Reagan, then 73 and the oldest presidential candidate at the time, was eager to rebuff critics who said he was too old to run again.
The stop in Perrysburg was the final one, before Reagan transferred to motorcade to Toledo Express Airport where Air Force One returned him to Andrews Air Force Base outside Washington.
I was too young to process the event or what Reagan said, but thanks to the marvels of the internet Ohioans in these communities can watch each of Reagan’s stops on YouTube. According to his official schedule, Reagan arrived in Perrysburg at 7:40 p.m. “It was a great day,” Reagan wrote in his diary, and a long one too. He spoke from the rear platform itself at the Louisiana Avenue crossing as opposed to stepping on to a nearby dais. The rear platform was open but covered, with brass-rails and a built-in speaking podium with Truman-era microphones and speakers, adorned by the presidential seal.
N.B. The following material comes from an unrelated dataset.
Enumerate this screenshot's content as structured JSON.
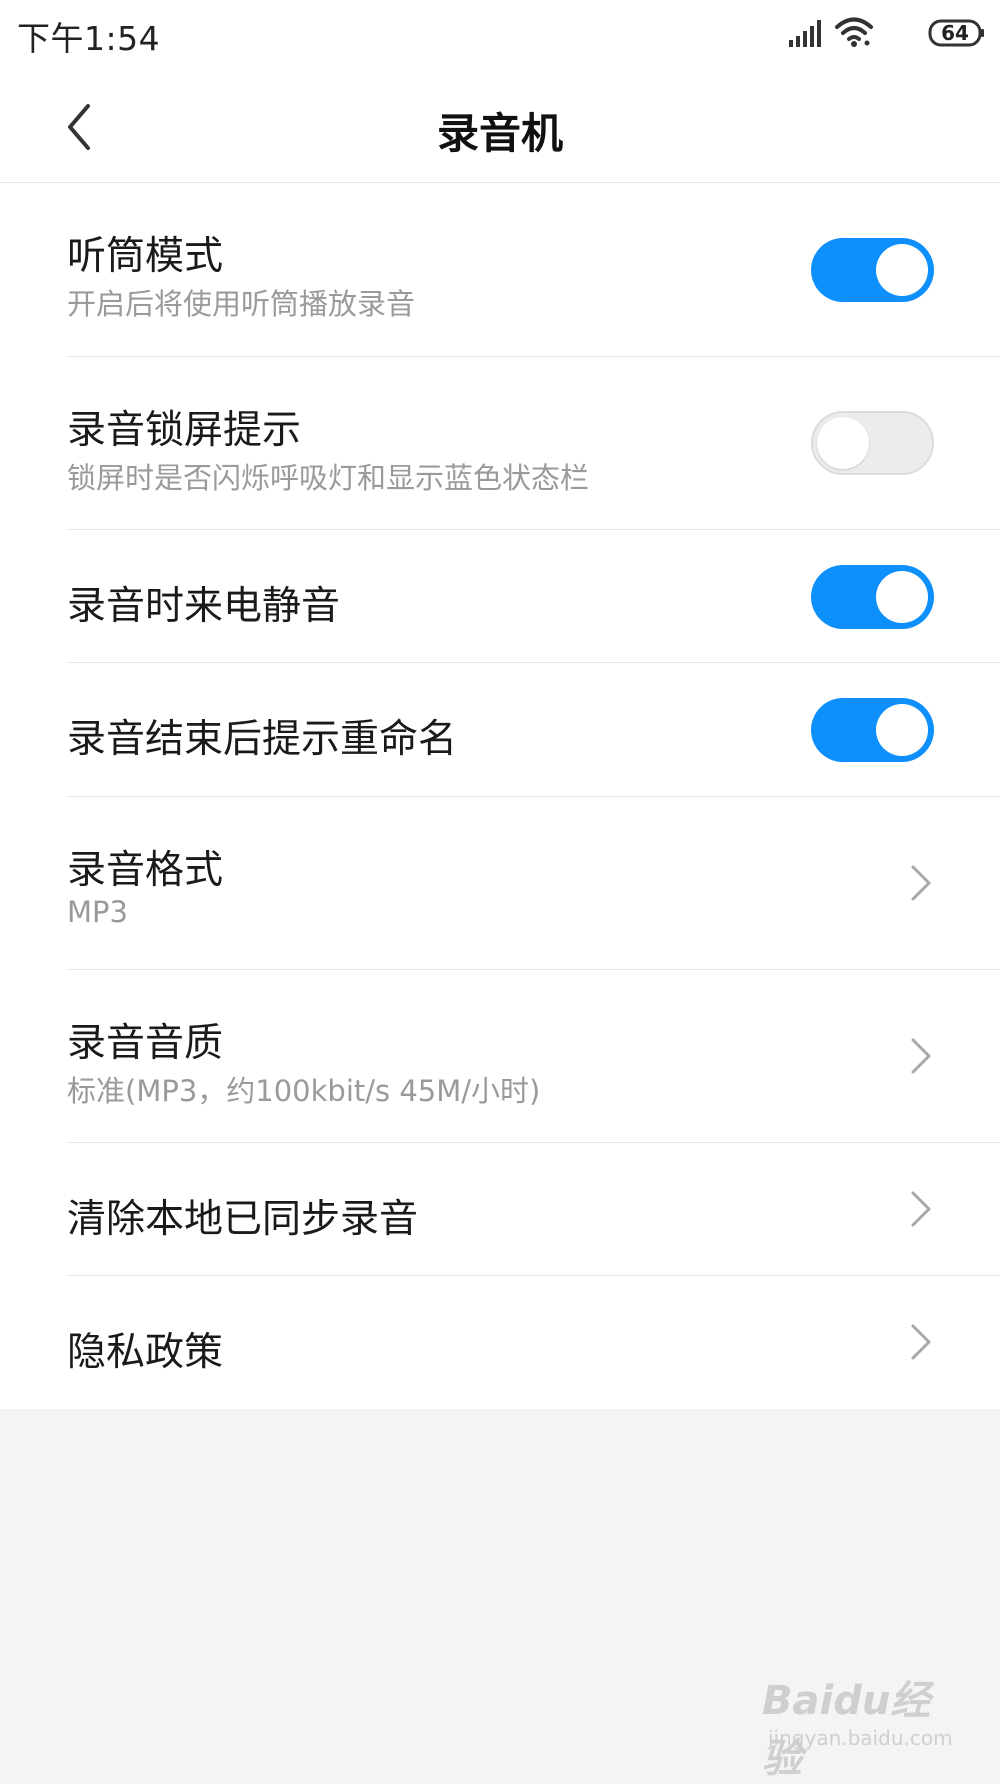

“Well, now we’re 3½ weeks from election day,” Reagan said, “and the American people are getting the full flavor of the very clear choice that is facing them.” Indeed we are, even in 2024. “It’s a choice between two fundamentally different ways of governing and two distinct ways of looking at America,” he added.
Perhaps the more things change, the more they stay the same in politics — if only we wait long enough. Will we ever see another “Heartland Express” in our neighborhoods? I don’t think we will. If presidential candidates can reach tens of millions in a televised debate, or through the mobile devices we carry everywhere, why spend a whole day to reach perhaps 100,000 in a part of the nation that has become known as “flyover country”?
Reagan’s trip through northwest Ohio 40 years ago is a reminder of when citizens were people and not just props for huge campaign rallies. However, if I’m wrong, and I hope I am, I know where to find a presidential train.